Thank you to the community for all the awesome libraries and tools you've built around local LLM inference.
Georgi Gerganov and his GGML project shining a spotlight on community-based enablement and inspiring so many other projects.
Andrej Karpathy and his llama2.c project. So many great (and simple!) ideas in llama2.c that we have directly adopted (both ideas and code) from his repo. You can never go wrong by following Andrej's work.
Michael Gschwind, Bert Maher, Scott Wolchok, Bin Bao, Chen Yang,
Huamin Li and Mu-Chu Li who built the first version of nanogpt (DSOGPT
)
with AOT Inductor proving that AOTI can be used to build efficient
LLMs, and DSOs are a viable distribution format for models.
nanoGPT.
Bert Maher and his llama2.so, which built on Andrej's llama2.c and on DSOGPT to close the loop on Llama models with AOTInductor.

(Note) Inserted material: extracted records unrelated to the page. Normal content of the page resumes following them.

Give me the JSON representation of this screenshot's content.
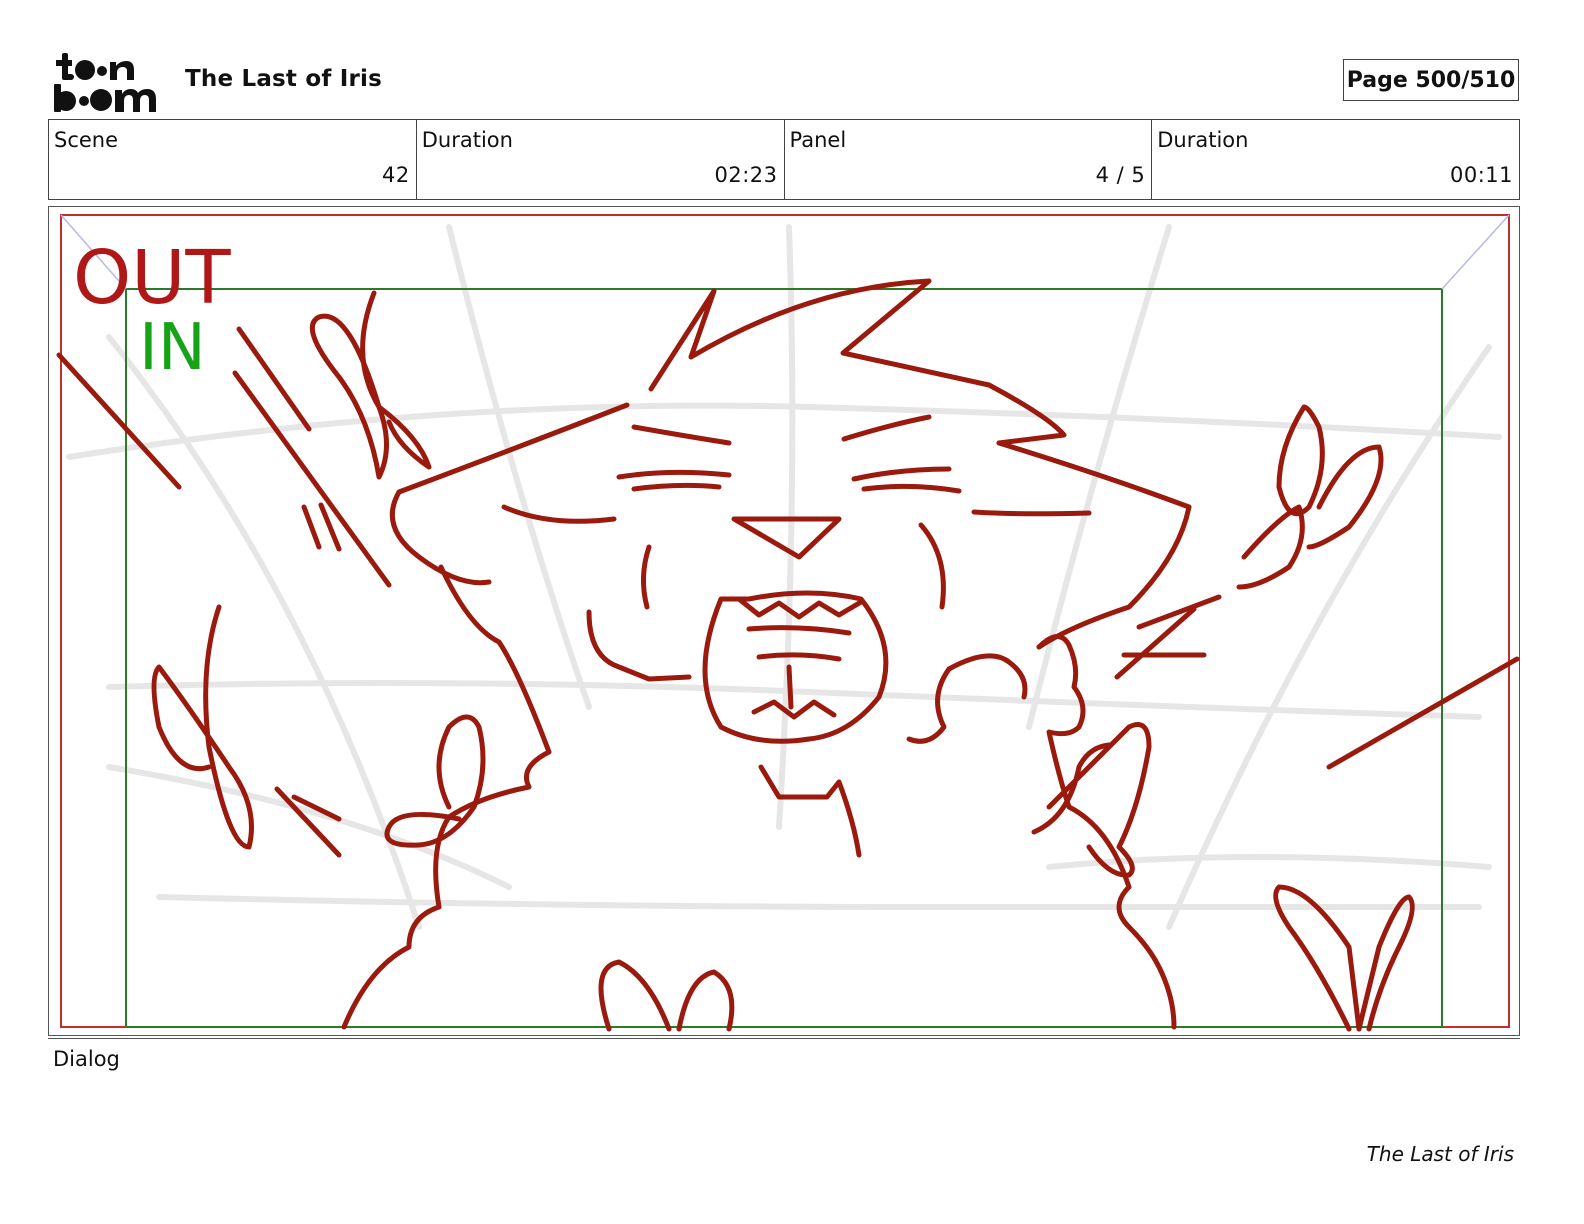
{
  "header": {
    "logo_text": "toonboom",
    "project_title": "The Last of Iris",
    "page_label": "Page 500/510"
  },
  "info": {
    "scene_label": "Scene",
    "scene_value": "42",
    "scene_duration_label": "Duration",
    "scene_duration_value": "02:23",
    "panel_label": "Panel",
    "panel_value": "4 / 5",
    "panel_duration_label": "Duration",
    "panel_duration_value": "00:11"
  },
  "panel": {
    "out_label": "OUT",
    "in_label": "IN",
    "out_color": "#b01818",
    "in_color": "#17a317",
    "sketch_color": "#9a1a0e"
  },
  "dialog": {
    "label": "Dialog"
  },
  "footer": {
    "title": "The Last of Iris"
  }
}
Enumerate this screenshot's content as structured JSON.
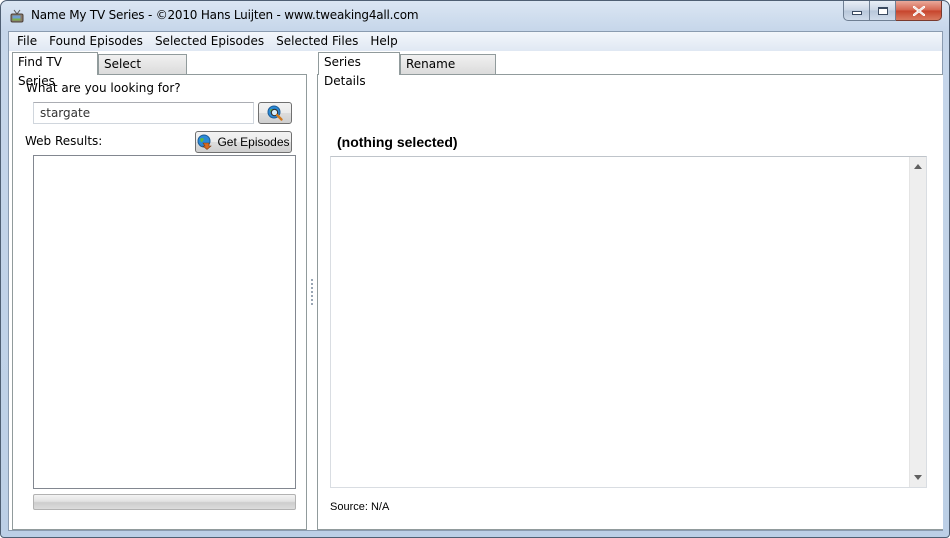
{
  "window": {
    "title": "Name My TV Series - ©2010 Hans Luijten - www.tweaking4all.com",
    "icon": "tv-icon"
  },
  "menubar": {
    "items": [
      {
        "label": "File"
      },
      {
        "label": "Found Episodes"
      },
      {
        "label": "Selected Episodes"
      },
      {
        "label": "Selected Files"
      },
      {
        "label": "Help"
      }
    ]
  },
  "left_tabs": [
    {
      "label": "Find TV Series",
      "active": true
    },
    {
      "label": "Select Episodes",
      "active": false
    }
  ],
  "right_tabs": [
    {
      "label": "Series Details",
      "active": true
    },
    {
      "label": "Rename Scheme",
      "active": false
    }
  ],
  "find_series": {
    "prompt_label": "What are you looking for?",
    "search_value": "stargate",
    "search_button_icon": "globe-search-icon",
    "web_results_label": "Web Results:",
    "get_episodes_label": "Get Episodes",
    "get_episodes_icon": "globe-download-icon",
    "results": [],
    "progress_percent": 0
  },
  "series_details": {
    "heading": "(nothing selected)",
    "source_label": "Source: N/A"
  }
}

Christian Puhrsch, Horace He, Joe Isaacson and many more for their many contributions in Accelerating GenAI models in the "Anything, Fast!" pytorch.org blogs, and, in particular, Horace He for GPT, Fast!, which we have directly adopted (both ideas and code) from his repo.
torchchat is released under the BSD 3 license. (Additional code in this distribution is covered by the MIT and Apache Open Source licenses.) However you may have other legal obligations that govern your use of content, such as the terms of service for third-party models.